The protest is denied.

Susan A. Poling
General Counsel



[1] The solicitation synopsis refers to the solicitation as both a “request for proposal” and a “request for quote.”  RFQ Synopsis at 1.  Because the appropriate characterization of the solicitation as an RFQ or a request for proposals does not affect the outcome of this protest, we refer to the solicitation in this decision as an RFQ and the vendors’ submissions as quotations for the sake of consistency.

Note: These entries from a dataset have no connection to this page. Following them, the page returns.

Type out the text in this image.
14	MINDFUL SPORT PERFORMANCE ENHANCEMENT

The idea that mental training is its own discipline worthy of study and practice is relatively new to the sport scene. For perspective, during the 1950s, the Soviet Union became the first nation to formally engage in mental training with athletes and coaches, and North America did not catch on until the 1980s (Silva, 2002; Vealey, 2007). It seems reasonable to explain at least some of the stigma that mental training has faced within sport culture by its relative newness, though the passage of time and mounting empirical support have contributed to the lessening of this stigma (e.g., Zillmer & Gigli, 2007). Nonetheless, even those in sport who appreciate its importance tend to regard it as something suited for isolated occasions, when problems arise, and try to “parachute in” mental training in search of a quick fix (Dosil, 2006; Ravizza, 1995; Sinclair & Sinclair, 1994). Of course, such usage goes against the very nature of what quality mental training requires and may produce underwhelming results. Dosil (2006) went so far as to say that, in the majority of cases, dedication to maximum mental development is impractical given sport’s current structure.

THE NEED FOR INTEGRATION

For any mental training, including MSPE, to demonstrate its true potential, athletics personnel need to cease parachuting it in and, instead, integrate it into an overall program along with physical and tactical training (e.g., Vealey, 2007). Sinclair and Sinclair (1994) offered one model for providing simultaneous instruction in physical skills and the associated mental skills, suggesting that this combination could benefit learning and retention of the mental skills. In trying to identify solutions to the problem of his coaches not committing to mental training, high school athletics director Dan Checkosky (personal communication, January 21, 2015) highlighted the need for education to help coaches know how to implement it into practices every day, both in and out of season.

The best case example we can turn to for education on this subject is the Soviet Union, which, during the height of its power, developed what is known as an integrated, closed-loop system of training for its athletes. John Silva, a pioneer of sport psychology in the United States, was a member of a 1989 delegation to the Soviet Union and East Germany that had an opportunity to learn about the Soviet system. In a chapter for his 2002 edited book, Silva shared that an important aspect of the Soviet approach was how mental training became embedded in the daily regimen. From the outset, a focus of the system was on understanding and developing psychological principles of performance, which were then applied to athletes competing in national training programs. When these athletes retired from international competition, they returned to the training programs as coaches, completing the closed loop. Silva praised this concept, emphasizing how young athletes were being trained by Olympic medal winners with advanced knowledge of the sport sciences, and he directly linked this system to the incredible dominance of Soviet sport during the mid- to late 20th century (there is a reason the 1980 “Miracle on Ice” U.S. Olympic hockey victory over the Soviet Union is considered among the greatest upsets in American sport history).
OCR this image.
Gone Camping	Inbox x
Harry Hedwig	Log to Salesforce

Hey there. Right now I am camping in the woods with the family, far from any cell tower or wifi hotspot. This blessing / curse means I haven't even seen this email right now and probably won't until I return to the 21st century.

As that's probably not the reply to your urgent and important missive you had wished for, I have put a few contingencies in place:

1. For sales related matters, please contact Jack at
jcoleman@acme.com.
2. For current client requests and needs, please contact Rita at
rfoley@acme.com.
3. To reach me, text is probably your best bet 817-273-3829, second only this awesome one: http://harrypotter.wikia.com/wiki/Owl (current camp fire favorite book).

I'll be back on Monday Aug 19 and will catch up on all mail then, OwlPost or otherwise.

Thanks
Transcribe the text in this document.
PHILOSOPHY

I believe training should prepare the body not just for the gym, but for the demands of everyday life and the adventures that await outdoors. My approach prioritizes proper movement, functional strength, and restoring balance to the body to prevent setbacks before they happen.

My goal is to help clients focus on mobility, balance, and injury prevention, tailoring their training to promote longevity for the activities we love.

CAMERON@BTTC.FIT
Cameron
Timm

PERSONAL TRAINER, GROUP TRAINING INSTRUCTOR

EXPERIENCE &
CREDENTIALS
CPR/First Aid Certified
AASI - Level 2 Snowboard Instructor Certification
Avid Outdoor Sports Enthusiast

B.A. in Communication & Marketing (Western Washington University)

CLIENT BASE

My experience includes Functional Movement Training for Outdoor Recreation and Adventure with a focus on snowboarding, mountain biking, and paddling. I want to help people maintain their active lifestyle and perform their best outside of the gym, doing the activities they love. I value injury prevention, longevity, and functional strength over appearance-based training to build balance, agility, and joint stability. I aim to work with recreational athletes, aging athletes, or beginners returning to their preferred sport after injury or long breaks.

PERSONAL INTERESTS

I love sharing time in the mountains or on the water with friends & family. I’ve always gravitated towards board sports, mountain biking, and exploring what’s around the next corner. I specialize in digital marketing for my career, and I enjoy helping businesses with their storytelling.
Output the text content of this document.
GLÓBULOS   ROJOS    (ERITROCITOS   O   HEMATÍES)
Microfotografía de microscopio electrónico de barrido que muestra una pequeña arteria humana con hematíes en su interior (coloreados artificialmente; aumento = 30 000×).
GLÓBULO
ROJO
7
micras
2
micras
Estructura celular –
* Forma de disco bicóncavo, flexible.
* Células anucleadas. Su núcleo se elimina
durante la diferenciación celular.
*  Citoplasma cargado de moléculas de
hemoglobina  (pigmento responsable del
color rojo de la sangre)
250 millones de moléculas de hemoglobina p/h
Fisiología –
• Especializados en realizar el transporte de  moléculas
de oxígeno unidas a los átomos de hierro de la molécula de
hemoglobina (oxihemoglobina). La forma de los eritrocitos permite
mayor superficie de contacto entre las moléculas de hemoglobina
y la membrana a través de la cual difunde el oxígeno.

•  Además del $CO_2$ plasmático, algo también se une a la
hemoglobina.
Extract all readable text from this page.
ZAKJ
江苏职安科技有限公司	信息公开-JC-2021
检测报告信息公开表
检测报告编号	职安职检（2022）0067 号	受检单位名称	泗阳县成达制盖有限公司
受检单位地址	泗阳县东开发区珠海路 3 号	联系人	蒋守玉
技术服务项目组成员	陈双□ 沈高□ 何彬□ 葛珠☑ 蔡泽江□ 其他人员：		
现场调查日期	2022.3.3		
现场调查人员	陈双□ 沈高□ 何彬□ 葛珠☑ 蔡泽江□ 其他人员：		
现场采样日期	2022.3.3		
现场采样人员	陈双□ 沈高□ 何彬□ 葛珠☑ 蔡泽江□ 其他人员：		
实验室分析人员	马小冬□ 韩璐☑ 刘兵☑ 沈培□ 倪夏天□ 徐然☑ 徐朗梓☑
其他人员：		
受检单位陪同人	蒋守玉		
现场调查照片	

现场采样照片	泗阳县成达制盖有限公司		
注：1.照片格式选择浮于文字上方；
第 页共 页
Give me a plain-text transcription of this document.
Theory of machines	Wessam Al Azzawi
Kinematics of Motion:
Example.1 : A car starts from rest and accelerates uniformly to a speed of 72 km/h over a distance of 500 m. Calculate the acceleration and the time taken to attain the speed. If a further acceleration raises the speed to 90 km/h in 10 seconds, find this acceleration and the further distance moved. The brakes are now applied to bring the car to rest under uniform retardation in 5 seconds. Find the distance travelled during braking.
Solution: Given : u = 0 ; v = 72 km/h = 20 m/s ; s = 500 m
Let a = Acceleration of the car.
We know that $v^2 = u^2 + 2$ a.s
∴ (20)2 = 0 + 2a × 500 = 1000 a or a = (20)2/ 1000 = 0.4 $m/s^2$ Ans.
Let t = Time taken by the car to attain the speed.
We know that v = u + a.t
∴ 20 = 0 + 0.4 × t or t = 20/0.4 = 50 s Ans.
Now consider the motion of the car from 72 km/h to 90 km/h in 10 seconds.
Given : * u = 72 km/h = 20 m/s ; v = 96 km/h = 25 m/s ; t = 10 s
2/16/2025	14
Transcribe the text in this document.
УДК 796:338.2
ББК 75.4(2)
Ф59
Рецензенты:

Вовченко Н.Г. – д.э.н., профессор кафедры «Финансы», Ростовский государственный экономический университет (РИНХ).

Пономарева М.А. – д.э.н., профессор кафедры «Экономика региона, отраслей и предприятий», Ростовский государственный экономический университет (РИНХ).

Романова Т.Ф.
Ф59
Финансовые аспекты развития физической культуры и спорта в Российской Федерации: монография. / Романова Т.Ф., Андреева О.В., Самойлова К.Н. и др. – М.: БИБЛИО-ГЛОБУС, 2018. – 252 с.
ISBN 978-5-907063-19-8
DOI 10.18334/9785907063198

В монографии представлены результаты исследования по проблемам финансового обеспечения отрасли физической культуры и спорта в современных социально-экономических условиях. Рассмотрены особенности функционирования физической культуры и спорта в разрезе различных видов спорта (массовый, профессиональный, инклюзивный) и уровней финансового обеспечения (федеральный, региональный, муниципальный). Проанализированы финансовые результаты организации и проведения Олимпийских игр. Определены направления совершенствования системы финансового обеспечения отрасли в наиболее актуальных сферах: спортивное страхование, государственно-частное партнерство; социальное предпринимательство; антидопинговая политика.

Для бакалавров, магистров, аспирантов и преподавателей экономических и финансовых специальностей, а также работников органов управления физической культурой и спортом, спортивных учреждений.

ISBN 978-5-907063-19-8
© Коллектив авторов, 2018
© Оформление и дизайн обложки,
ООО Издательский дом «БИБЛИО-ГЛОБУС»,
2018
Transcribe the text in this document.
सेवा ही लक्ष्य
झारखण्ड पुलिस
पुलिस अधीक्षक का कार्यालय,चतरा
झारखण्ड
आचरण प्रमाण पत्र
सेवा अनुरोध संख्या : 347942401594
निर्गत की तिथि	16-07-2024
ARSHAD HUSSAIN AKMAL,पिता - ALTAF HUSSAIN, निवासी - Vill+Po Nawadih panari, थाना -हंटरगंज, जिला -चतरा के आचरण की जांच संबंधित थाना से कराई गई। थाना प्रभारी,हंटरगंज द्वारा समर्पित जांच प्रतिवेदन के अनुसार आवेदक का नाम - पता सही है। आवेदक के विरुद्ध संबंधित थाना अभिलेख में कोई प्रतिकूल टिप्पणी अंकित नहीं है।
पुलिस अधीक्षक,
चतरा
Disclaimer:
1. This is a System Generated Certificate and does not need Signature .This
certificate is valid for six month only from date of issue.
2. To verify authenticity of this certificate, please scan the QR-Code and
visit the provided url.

[2] The agency’s protest decision letter did not contain page numbers.  Our Office assigned consecutively numbered pages to the unnumbered pages in the decision. The citations to the letter in this decision are to the page numbers assigned by our Office. 

[3] On May 18, the agency issued a modification terminating the contract awarded to Medfinity for convenience in accordance with Federal Acquisition Regulation (FAR) § 52.212-4; however, this modification was not transmitted to Medfinity.  AR, Tab 20, Declaration of Contract Specialist.

[4] ECAT is an acronym for the Defense Logistics Agency’s electronic catalogue, which is a governmentwide acquisition contract.

[5] While we do not address in detail all of the arguments raised by Medfinity in its protest, we have reviewed each, and conclude that none of these other protest grounds provides a basis to sustain the protest.  

[6] Government officials are presumed to act in good faith, and we will not attribute unfair or prejudicial motives to procurement officials on the basis of inference and supposition.  Logistics Solutions Group, Inc., B-294604.7, B-294604.8,  July 28, 2005, 2005 CPD ¶ 141 at 4.

[7] In light of these facts, we do not agree with Medfinity’s contention that the salient characteristics included in the RFQ were sufficient to support an award to Medfinity on the basis of its allegedly equivalent solution.  In this regard, we note that Medfinity’s solution differs from the listed salient characteristics significantly, and that neither the RFQ nor the evaluation record provides a basis to evaluate whether these differences are material.

[8] The contract specialist’s email states that the agency will be canceling “all solicitations” and then states that it would be using ECAT until final decisions are made regarding its requirements.  AR, Tab 17, Medfinity Email Chain, at 2.  There is thus no conclusive support for the contention that the agency intends to use ECAT with respect to the specific optical equipment at issue here.  Moreover, we note that the agency’s legal memorandum states that “[t]he agency is not reprocuring this requirement until it develops a new statement of work.”  MOL at 5.